Green Finance Briefing: The new SEC proposal and fossil fuel financing
- The SEC issued a new proposal requiring companies to begin quantifying and reporting their greenhouse gas emissions.
- This marks a step forward for embedding climate risks into business decisions, in a time when US banks are the top financiers of the global fossil fuel industry.

SEC proposes new climate risk disclosure regulations
Climate-related risk disclosures are one step closer to becoming a reality in the US. Last week, the Securities and Exchange Commission issued a new proposal requiring companies to begin quantifying and reporting their greenhouse gas emissions.
This represents an important milestone in the country’s path to a sustainable economy, bringing it closer to the climate conversation in Europe about what companies should know and disclose about their carbon footprints.

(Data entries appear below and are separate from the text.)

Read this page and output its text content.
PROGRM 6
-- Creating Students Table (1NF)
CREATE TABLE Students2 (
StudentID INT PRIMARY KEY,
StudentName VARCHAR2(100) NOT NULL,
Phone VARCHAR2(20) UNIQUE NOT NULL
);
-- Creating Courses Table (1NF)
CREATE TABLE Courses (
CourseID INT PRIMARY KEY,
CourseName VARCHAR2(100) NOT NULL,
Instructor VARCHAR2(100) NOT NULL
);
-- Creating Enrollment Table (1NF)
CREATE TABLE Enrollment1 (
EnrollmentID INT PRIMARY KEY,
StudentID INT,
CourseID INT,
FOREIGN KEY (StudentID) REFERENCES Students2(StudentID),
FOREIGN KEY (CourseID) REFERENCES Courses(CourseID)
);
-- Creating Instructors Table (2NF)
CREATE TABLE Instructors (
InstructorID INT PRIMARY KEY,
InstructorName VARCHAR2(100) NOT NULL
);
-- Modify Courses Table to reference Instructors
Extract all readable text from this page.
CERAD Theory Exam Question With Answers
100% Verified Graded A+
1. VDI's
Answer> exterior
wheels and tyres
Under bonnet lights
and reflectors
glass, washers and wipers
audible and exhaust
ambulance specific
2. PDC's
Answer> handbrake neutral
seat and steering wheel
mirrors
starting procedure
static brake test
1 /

However, the proposal does not enforce disclosures on indirect emissions, referred to as Scope 3 emissions – one of the most contentious factors that continues to get strong pushback.
Under the new regulations, Scope 1 and Scope 2 emissions, which are direct emissions resulting from a company’s general operations and energy use, would have to be disclosed.
But things get a bit more complicated with Scope 3 emissions – the indirect emissions generated by suppliers and customers – as they are hard to quantify and have sparked many debates over how to regulate them.